Approach Hyperbilirubinemia
Bilirubin Metabolism
- General information
• Bilirubin is a pigment formed from the breakdown of hemoglobin and other HEM proteins and must be eliminated from the body.
- Indirect (unconjugated) bilirubin: It is insoluble in water and cannot be excreted in the urine. It is transported to the liver by binding to albumin. The serum normal level is between 0.3-0.7 mg/dl.
• Indirect bilirubin that comes to the liver with albumin is converted to direct bilirubin in the liver.
• UDP-glucuronyl transferase enzyme makes this conjugation.
- Direct (conjugated) bilirubin: It dissolves in water. The serum level is 0.1-0.3 mg/dl.
• Conjugated bilirubin formed in the liver is excreted in the bile ducts and comes to the intestines.
• Direct bilirubin is first converted to urobilinogen and then to stercobilinogen in the intestines. Stecobilinogen is excreted in the stool and gives the stool its color.
• Some of the urobilinogen enters the liver with the enterohepatic circulation and is excreted in the urine by joining the systemic circulation. A small amount of direct bilirubin also returns to the liver and passes into the serum.
• In obstructive jaundice, because bilirubin cannot pass into the intestines, urobilinogen and stercobilinogen cannot be formed, stool color becomes lighter and urobilinogen is lost in the urine.
• If the bilirubin level is above 2.5 mg/dl, jaundice is seen in the sclera and skin.
• Serum bilirubin level is related to the degree of liver damage and prognosis.
Differential diagnosis of hyperbilirubinemia
The rising bilirubin fraction is very valuable in the management of hyperbilirubinemias and is used in the differential diagnosis.

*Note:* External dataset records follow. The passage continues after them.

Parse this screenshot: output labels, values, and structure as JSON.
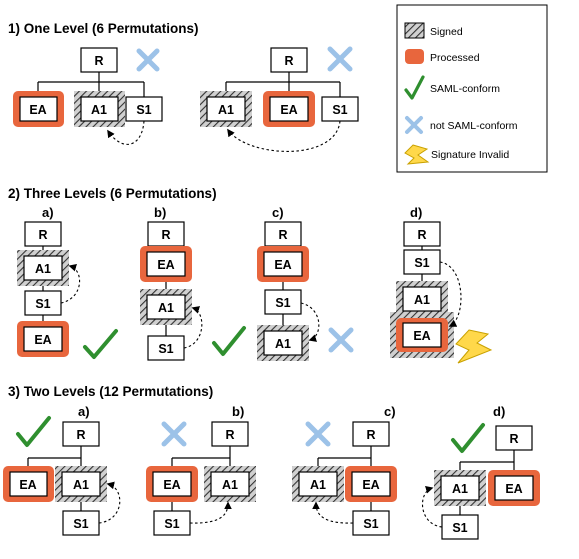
{
  "colors": {
    "processed": "#e8663d",
    "check": "#2f8f2f",
    "cross": "#9cc2e8",
    "bolt": "#ffd84a"
  },
  "icons": [
    "check-icon",
    "cross-icon",
    "lightning-icon",
    "hatched-swatch"
  ],
  "legend": {
    "signed": "Signed",
    "processed": "Processed",
    "saml_conform": "SAML-conform",
    "not_saml_conform": "not SAML-conform",
    "signature_invalid": "Signature Invalid"
  },
  "sections": {
    "one_level": "1) One Level (6 Permutations)",
    "three_levels": "2) Three Levels (6 Permutations)",
    "two_levels": "3) Two Levels (12 Permutations)"
  },
  "variants": [
    "a)",
    "b)",
    "c)",
    "d)"
  ],
  "nodes": {
    "root": "R",
    "ea": "EA",
    "a1": "A1",
    "s1": "S1"
  }
}
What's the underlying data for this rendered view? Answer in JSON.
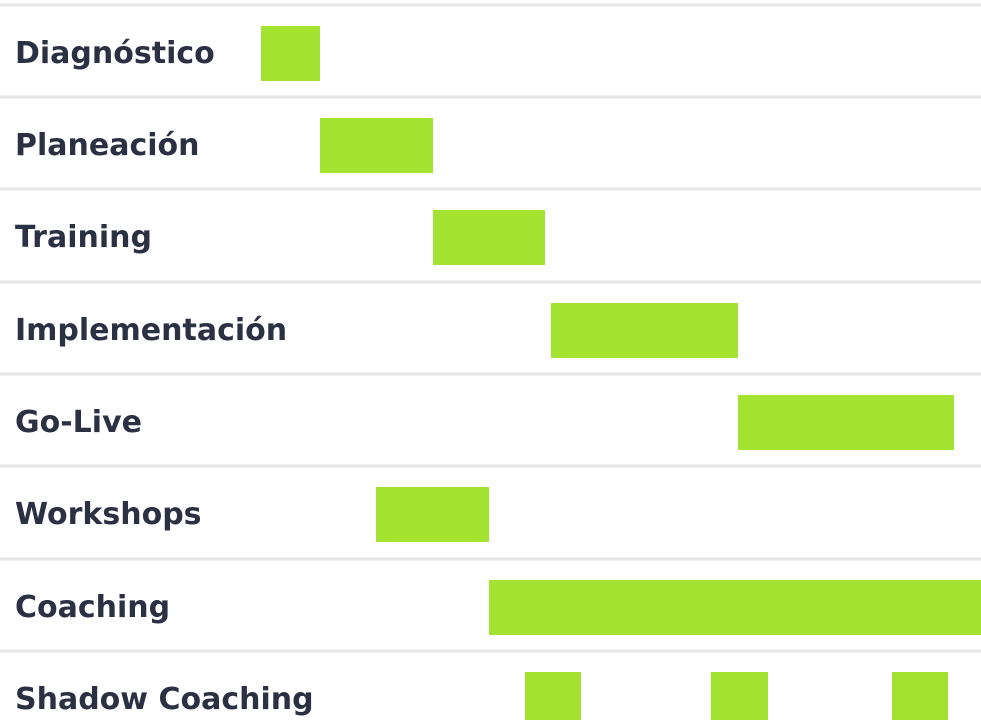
{
  "chart_data": {
    "type": "gantt",
    "title": "",
    "xlabel": "",
    "ylabel": "",
    "grid": true,
    "bar_color": "#a3e230",
    "label_color": "#2b3142",
    "grid_color": "#e6e6e6",
    "rows": [
      {
        "label": "Diagnóstico",
        "bars": [
          [
            2.61,
            3.2
          ]
        ]
      },
      {
        "label": "Planeación",
        "bars": [
          [
            3.2,
            4.33
          ]
        ]
      },
      {
        "label": "Training",
        "bars": [
          [
            4.33,
            5.45
          ]
        ]
      },
      {
        "label": "Implementación",
        "bars": [
          [
            5.51,
            7.38
          ]
        ]
      },
      {
        "label": "Go-Live",
        "bars": [
          [
            7.38,
            9.54
          ]
        ]
      },
      {
        "label": "Workshops",
        "bars": [
          [
            3.76,
            4.89
          ]
        ]
      },
      {
        "label": "Coaching",
        "bars": [
          [
            4.89,
            9.81
          ]
        ]
      },
      {
        "label": "Shadow Coaching",
        "bars": [
          [
            5.25,
            5.81
          ],
          [
            7.11,
            7.68
          ],
          [
            8.92,
            9.48
          ]
        ]
      }
    ]
  }
}
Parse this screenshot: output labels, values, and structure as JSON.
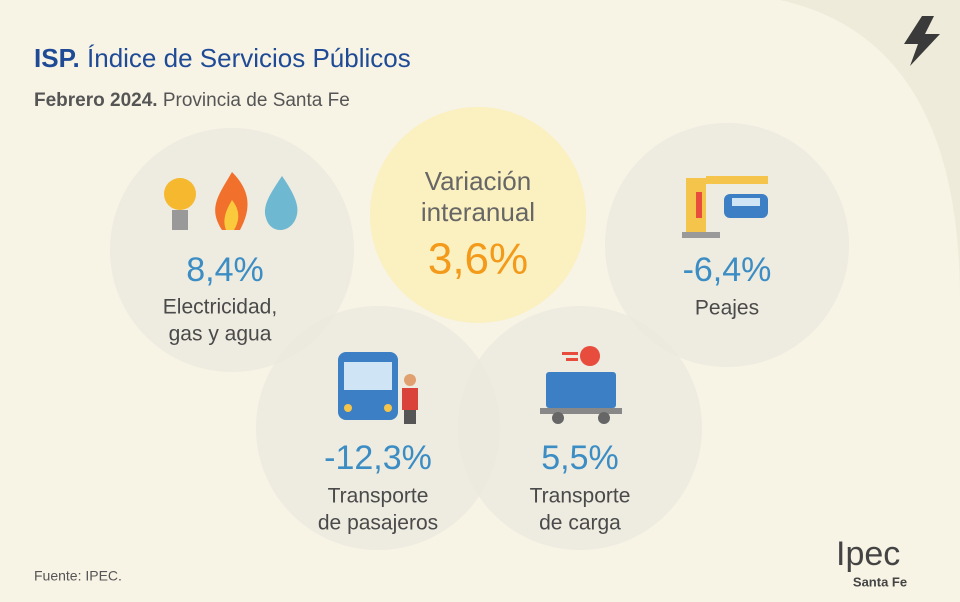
{
  "header": {
    "title_bold": "ISP.",
    "title": "Índice de Servicios Públicos",
    "subtitle_bold": "Febrero 2024.",
    "subtitle": "Provincia de Santa Fe"
  },
  "center": {
    "label_lines": [
      "Variación",
      "interanual"
    ],
    "value": "3,6%"
  },
  "items": [
    {
      "value": "8,4%",
      "label_lines": [
        "Electricidad,",
        "gas y agua"
      ]
    },
    {
      "value": "-6,4%",
      "label_lines": [
        "Peajes"
      ]
    },
    {
      "value": "-12,3%",
      "label_lines": [
        "Transporte",
        "de pasajeros"
      ]
    },
    {
      "value": "5,5%",
      "label_lines": [
        "Transporte",
        "de carga"
      ]
    }
  ],
  "footer": {
    "source": "Fuente: IPEC.",
    "logo": "Ipec",
    "logo_sub": "Santa Fe"
  }
}
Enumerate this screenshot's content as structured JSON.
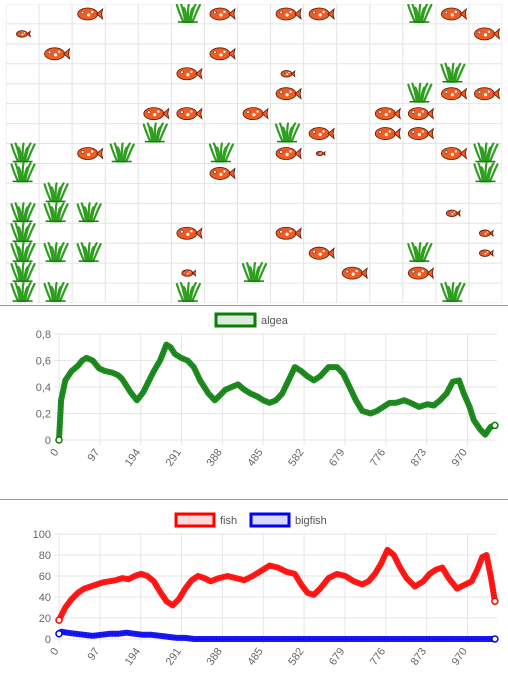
{
  "simulation": {
    "rows": 15,
    "cols": 15,
    "cells": [
      {
        "r": 0,
        "c": 2,
        "t": "fish"
      },
      {
        "r": 0,
        "c": 5,
        "t": "algae"
      },
      {
        "r": 0,
        "c": 6,
        "t": "fish"
      },
      {
        "r": 0,
        "c": 8,
        "t": "fish"
      },
      {
        "r": 0,
        "c": 9,
        "t": "fish"
      },
      {
        "r": 0,
        "c": 12,
        "t": "algae"
      },
      {
        "r": 0,
        "c": 13,
        "t": "fish"
      },
      {
        "r": 1,
        "c": 0,
        "t": "smallfish"
      },
      {
        "r": 1,
        "c": 14,
        "t": "fish"
      },
      {
        "r": 2,
        "c": 1,
        "t": "fish"
      },
      {
        "r": 2,
        "c": 6,
        "t": "fish"
      },
      {
        "r": 3,
        "c": 5,
        "t": "fish"
      },
      {
        "r": 3,
        "c": 8,
        "t": "smallfish"
      },
      {
        "r": 3,
        "c": 13,
        "t": "algae"
      },
      {
        "r": 4,
        "c": 8,
        "t": "fish"
      },
      {
        "r": 4,
        "c": 12,
        "t": "algae"
      },
      {
        "r": 4,
        "c": 13,
        "t": "fish"
      },
      {
        "r": 4,
        "c": 14,
        "t": "fish"
      },
      {
        "r": 5,
        "c": 4,
        "t": "fish"
      },
      {
        "r": 5,
        "c": 5,
        "t": "fish"
      },
      {
        "r": 5,
        "c": 7,
        "t": "fish"
      },
      {
        "r": 5,
        "c": 11,
        "t": "fish"
      },
      {
        "r": 5,
        "c": 12,
        "t": "fish"
      },
      {
        "r": 6,
        "c": 4,
        "t": "algae"
      },
      {
        "r": 6,
        "c": 8,
        "t": "algae"
      },
      {
        "r": 6,
        "c": 9,
        "t": "fish"
      },
      {
        "r": 6,
        "c": 11,
        "t": "fish"
      },
      {
        "r": 6,
        "c": 12,
        "t": "fish"
      },
      {
        "r": 7,
        "c": 0,
        "t": "algae"
      },
      {
        "r": 7,
        "c": 2,
        "t": "fish"
      },
      {
        "r": 7,
        "c": 3,
        "t": "algae"
      },
      {
        "r": 7,
        "c": 6,
        "t": "algae"
      },
      {
        "r": 7,
        "c": 8,
        "t": "fish"
      },
      {
        "r": 7,
        "c": 9,
        "t": "tinyfish"
      },
      {
        "r": 7,
        "c": 13,
        "t": "fish"
      },
      {
        "r": 7,
        "c": 14,
        "t": "algae"
      },
      {
        "r": 8,
        "c": 0,
        "t": "algae"
      },
      {
        "r": 8,
        "c": 6,
        "t": "fish"
      },
      {
        "r": 8,
        "c": 14,
        "t": "algae"
      },
      {
        "r": 9,
        "c": 1,
        "t": "algae"
      },
      {
        "r": 10,
        "c": 0,
        "t": "algae"
      },
      {
        "r": 10,
        "c": 1,
        "t": "algae"
      },
      {
        "r": 10,
        "c": 2,
        "t": "algae"
      },
      {
        "r": 10,
        "c": 13,
        "t": "smallfish"
      },
      {
        "r": 11,
        "c": 0,
        "t": "algae"
      },
      {
        "r": 11,
        "c": 5,
        "t": "fish"
      },
      {
        "r": 11,
        "c": 8,
        "t": "fish"
      },
      {
        "r": 11,
        "c": 14,
        "t": "smallfish"
      },
      {
        "r": 12,
        "c": 0,
        "t": "algae"
      },
      {
        "r": 12,
        "c": 1,
        "t": "algae"
      },
      {
        "r": 12,
        "c": 2,
        "t": "algae"
      },
      {
        "r": 12,
        "c": 9,
        "t": "fish"
      },
      {
        "r": 12,
        "c": 12,
        "t": "algae"
      },
      {
        "r": 12,
        "c": 14,
        "t": "smallfish"
      },
      {
        "r": 13,
        "c": 0,
        "t": "algae"
      },
      {
        "r": 13,
        "c": 5,
        "t": "smallfish"
      },
      {
        "r": 13,
        "c": 7,
        "t": "algae"
      },
      {
        "r": 13,
        "c": 10,
        "t": "fish"
      },
      {
        "r": 13,
        "c": 12,
        "t": "fish"
      },
      {
        "r": 14,
        "c": 0,
        "t": "algae"
      },
      {
        "r": 14,
        "c": 1,
        "t": "algae"
      },
      {
        "r": 14,
        "c": 5,
        "t": "algae"
      },
      {
        "r": 14,
        "c": 13,
        "t": "algae"
      }
    ]
  },
  "colors": {
    "fish": "#f05a23",
    "algae_line": "#0a7d0a",
    "fish_line": "#ff0000",
    "bigfish_line": "#0000ee",
    "grid": "#e4e4e4"
  },
  "chart_data": [
    {
      "type": "line",
      "x_ticks": [
        "0",
        "97",
        "194",
        "291",
        "388",
        "485",
        "582",
        "679",
        "776",
        "873",
        "970"
      ],
      "x_range": [
        0,
        1040
      ],
      "ylim": [
        0,
        0.8
      ],
      "y_ticks": [
        "0",
        "0,2",
        "0,4",
        "0,6",
        "0,8"
      ],
      "legend_position": "top-center",
      "series": [
        {
          "name": "algea",
          "color": "#0a7d0a",
          "x": [
            0,
            5,
            15,
            30,
            45,
            55,
            65,
            80,
            95,
            110,
            125,
            140,
            150,
            170,
            185,
            200,
            225,
            240,
            255,
            265,
            275,
            290,
            305,
            320,
            335,
            355,
            370,
            380,
            395,
            410,
            425,
            440,
            455,
            470,
            485,
            500,
            515,
            530,
            545,
            560,
            575,
            590,
            605,
            620,
            640,
            660,
            675,
            690,
            705,
            720,
            740,
            755,
            770,
            785,
            800,
            820,
            835,
            855,
            875,
            890,
            905,
            920,
            935,
            950,
            960,
            975,
            985,
            1000,
            1012,
            1025,
            1035
          ],
          "y": [
            0,
            0.3,
            0.45,
            0.52,
            0.56,
            0.6,
            0.62,
            0.6,
            0.54,
            0.52,
            0.51,
            0.49,
            0.46,
            0.36,
            0.3,
            0.36,
            0.52,
            0.6,
            0.72,
            0.7,
            0.65,
            0.62,
            0.6,
            0.55,
            0.45,
            0.35,
            0.3,
            0.33,
            0.38,
            0.4,
            0.42,
            0.38,
            0.35,
            0.33,
            0.3,
            0.28,
            0.3,
            0.35,
            0.45,
            0.55,
            0.52,
            0.48,
            0.45,
            0.48,
            0.55,
            0.55,
            0.5,
            0.4,
            0.3,
            0.22,
            0.2,
            0.22,
            0.25,
            0.28,
            0.28,
            0.3,
            0.28,
            0.25,
            0.27,
            0.26,
            0.3,
            0.35,
            0.44,
            0.45,
            0.36,
            0.25,
            0.15,
            0.08,
            0.04,
            0.1,
            0.11
          ]
        }
      ]
    },
    {
      "type": "line",
      "x_ticks": [
        "0",
        "97",
        "194",
        "291",
        "388",
        "485",
        "582",
        "679",
        "776",
        "873",
        "970"
      ],
      "x_range": [
        0,
        1040
      ],
      "ylim": [
        0,
        100
      ],
      "y_ticks": [
        "0",
        "20",
        "40",
        "60",
        "80",
        "100"
      ],
      "legend_position": "top-center",
      "series": [
        {
          "name": "fish",
          "color": "#ff0000",
          "x": [
            0,
            5,
            15,
            30,
            45,
            60,
            75,
            90,
            105,
            120,
            135,
            150,
            165,
            180,
            195,
            210,
            225,
            240,
            255,
            270,
            285,
            300,
            315,
            330,
            345,
            360,
            380,
            400,
            420,
            440,
            460,
            480,
            500,
            520,
            540,
            560,
            575,
            590,
            605,
            620,
            640,
            660,
            680,
            700,
            720,
            735,
            750,
            765,
            780,
            795,
            810,
            825,
            845,
            865,
            880,
            895,
            910,
            925,
            945,
            965,
            980,
            992,
            1005,
            1015,
            1025,
            1035
          ],
          "y": [
            18,
            22,
            30,
            38,
            44,
            48,
            50,
            52,
            54,
            55,
            56,
            58,
            57,
            60,
            62,
            60,
            55,
            45,
            36,
            32,
            38,
            48,
            56,
            60,
            58,
            55,
            58,
            60,
            58,
            56,
            60,
            65,
            70,
            68,
            64,
            62,
            52,
            44,
            42,
            48,
            58,
            62,
            60,
            55,
            52,
            55,
            62,
            72,
            85,
            80,
            68,
            58,
            50,
            55,
            62,
            66,
            68,
            58,
            48,
            52,
            55,
            65,
            78,
            80,
            60,
            36
          ]
        },
        {
          "name": "bigfish",
          "color": "#0000ee",
          "x": [
            0,
            5,
            20,
            40,
            60,
            80,
            100,
            120,
            140,
            160,
            180,
            200,
            220,
            240,
            260,
            280,
            300,
            320,
            340,
            360,
            400,
            500,
            600,
            700,
            800,
            900,
            1000,
            1035
          ],
          "y": [
            5,
            7,
            6,
            5,
            4,
            3,
            4,
            5,
            5,
            6,
            5,
            4,
            4,
            3,
            2,
            1,
            1,
            0,
            0,
            0,
            0,
            0,
            0,
            0,
            0,
            0,
            0,
            0
          ]
        }
      ]
    }
  ]
}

Indirect or unconjugated bilirubin dominance: in prehepatic events
rises.
Excessive bilirubin formation: Hemolytic anemias (reticulocytosis)
• Decreased indirect bilirubin uptake and/or conjugation to the liver: Gilbert and Crigler-Najjar syndromes
Height of both direct and indirect bilirubin: In hepatic events
rises.
Hepatic damage (all hepatitis)
direct or conjugated bilirubin dominance: in posthepatic events
rises (cholestasis).
Decreased flow in intra or extra hepatic bile ducts (stone, tumor, pressure, etc.)
• Impaired excretion of conjugated bilirubin in the liver: Dubin-Johnson and Rotor syndromes
Complete blood count and reticulocyte level should be checked first in indirect bilirubin dominance.
• Cholestasis enzymes should be checked first in direct bilirubin dominance.
• Upper abdominal ultrasonography is the first preferred radiological examination in direct bilirubin dominance.
Bilirubin in the urine:
• Direct bilirubin passes into the urine and shows the increase in direct bilirubin in the serum.
• Indirect bilirubin cannot pass into the urine.
Urobilinogen in urine: Urobilinogen is excreted in the urine and is normally found in the urine.
If the patient has high direct bilirubin but no urobilinogen in the urine, biliary tract obstruction is considered.
• Due to excessive bilirubin production in hemolytic anemia, bilirubin turnover increases and urobilinogen may increase in the urine.
Herditary Hyperbilirubinemias
• Liver function tests and ultrasonography of the liver are normal in all of these diseases. The only affected is bilirubin metabolism.
In Gilbert and Crigler-Najjar 1-2 syndromes, only an increase in indirect bilirubin is seen.
Only direct bilirubin increase is seen in Dubin Johnson and Rotor syndromes.